Developmental baby massage empowers and enables a parent to practice regularly with their child, at home, the best place, and at the best hour for both.
OGMN: How important is developmental baby massage to aid a child’s physical development?
PW: Developmental baby massage is a wonderful inclusion in the early physical development of all children. It’s not how quickly children learn to stand and walk, it’s how well they develop doing it. A child’s motor milestones follow an identical sequence and each one provides its own individual benefits while also forming a foundation for the one/s that follow. Children can easily miss out on the benefits of these milestones if the parent/s make just standing and walking their child’s primary objective in their physical development.
Developmental baby massage can offer immense benefits to attachment parenting. With a loving touch it promotes trust and closer emotional bonds, its practice enables a more confident parent and child relationship. Together with the knowledge of the sequence and benefits it shows how to engage all children in the weeks following birth, in therapeutic play to achieve the full benefit of these skills, to practice and secure the tiny steps that lead to the achievement of each of these skills from head and neck control to standing and walking.
A whole-body baby massage, from around ten weeks to mobility, combined with a little ‘therapeutic’ movement, promotes good muscle tone, and joint flexibility. This can both strengthen and /or relax and is of great benefit to the child’s circulation, digestion and breathing rhythms.
Given during the 1001 Critical Days, developmental baby massage can help a child to sit and stand with a relaxed body and a low centre of gravity. This promotes strong roots and all the benefits of a well-balanced posture.
OGMN: Are you currently involved with any research?
PW: Only that for my books and articles and in my own work with parents, and other teachers and filmed observations, which allow me to consistently review and update my practice.
OGMN: Are you planning to attend any training events in 2022 aimed at midwives or new parents?
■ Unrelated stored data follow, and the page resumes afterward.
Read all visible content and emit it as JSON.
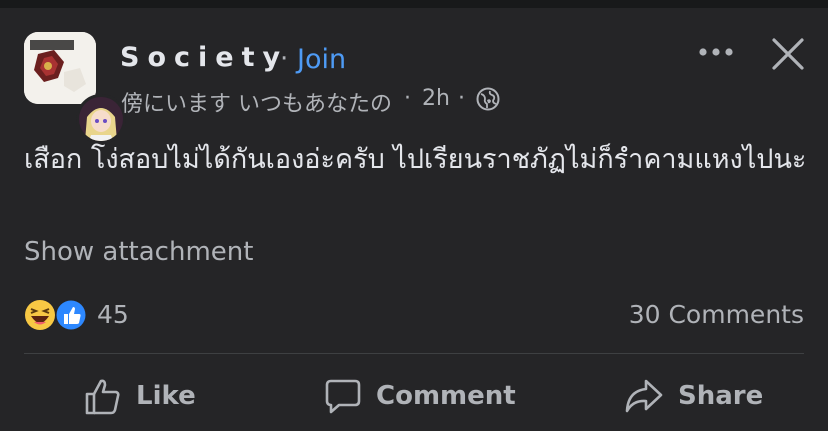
{
  "post": {
    "group_name": "Society",
    "separator": "·",
    "join_label": "Join",
    "author": "傍にいます いつもあなたの",
    "time": "2h",
    "audience_icon": "globe-icon",
    "text": "เสือก โง่สอบไม่ได้กันเองอ่ะครับ ไปเรียนราชภัฏไม่ก็รำคามแหงไปนะ",
    "attachment_label": "Show attachment",
    "reaction_icons": [
      "haha-icon",
      "like-reaction-icon"
    ],
    "reaction_count": "45",
    "comments_label": "30 Comments"
  },
  "actions": {
    "like_label": "Like",
    "comment_label": "Comment",
    "share_label": "Share"
  },
  "colors": {
    "background": "#252527",
    "link_blue": "#4e9bf5",
    "muted": "#b0b3b8",
    "text": "#e4e6eb"
  }
}
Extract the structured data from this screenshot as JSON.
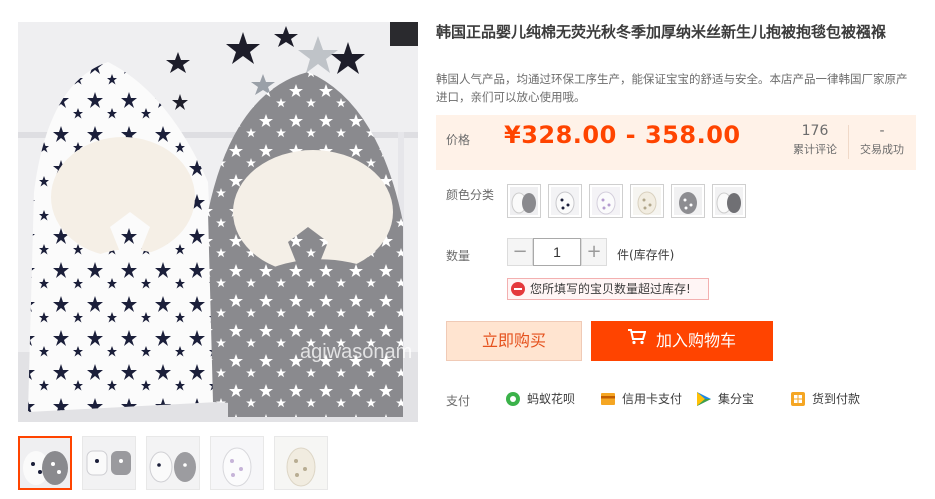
{
  "product": {
    "title": "韩国正品婴儿纯棉无荧光秋冬季加厚纳米丝新生儿抱被抱毯包被襁褓",
    "subtitle": "韩国人气产品，均通过环保工序生产，能保证宝宝的舒适与安全。本店产品一律韩国厂家原产进口，亲们可以放心使用哦。",
    "image_watermark": "agiwasonam"
  },
  "price": {
    "label": "价格",
    "value": "¥328.00 - 358.00",
    "review_count": "176",
    "review_label": "累计评论",
    "deals_count": "-",
    "deals_label": "交易成功"
  },
  "color": {
    "label": "颜色分类",
    "swatch_count": 6
  },
  "quantity": {
    "label": "数量",
    "value": "1",
    "minus": "−",
    "plus": "+",
    "unit": "件(库存件)"
  },
  "warning": {
    "text": "您所填写的宝贝数量超过库存!"
  },
  "actions": {
    "buy_now": "立即购买",
    "add_to_cart": "加入购物车"
  },
  "payment": {
    "label": "支付",
    "methods": [
      "蚂蚁花呗",
      "信用卡支付",
      "集分宝",
      "货到付款"
    ]
  },
  "colors": {
    "accent": "#ff4400",
    "price_bg": "#fff2e8",
    "buy_now_bg": "#ffe4d0",
    "warning_red": "#e4393c"
  }
}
PW: Yes, if it goes ahead, I would like to attend a conference in Poland that was planned but unfortunately cancelled last year as a result of Covid. I am also hosting a range of teacher training courses both in the UK and abroad. These are currently planned from January to October 2022. Most of these are pre-booked but as other dates become confirmed they can be viewed on www.thebabieswebsite.com
OGMN: What would you tell your 21-year-old self?
PW: Cultivate your exhalation to relax and enable ‘emotional intelligence’.
Be of service to others, find an occupation that you enjoy, that is of benefit to our environment and /or the people and creatures living in it.
Eat healthy food and always leave the table feeling a little hungry rather than too full.
Practice yoga, swim and stay on a ‘path with a heart’.
Be kind to yourself and others.
Don’t lose your sense of humour!
OGMN: If you were Health Minister for the day what changes would you implement?
PW: Reopen all the 1,000 childcare centres that were closed with austerity measures. Add more and increase the funding to those who are working face to face with all mothers, babies and families, especially with those families and individuals who are socially and economically deprived.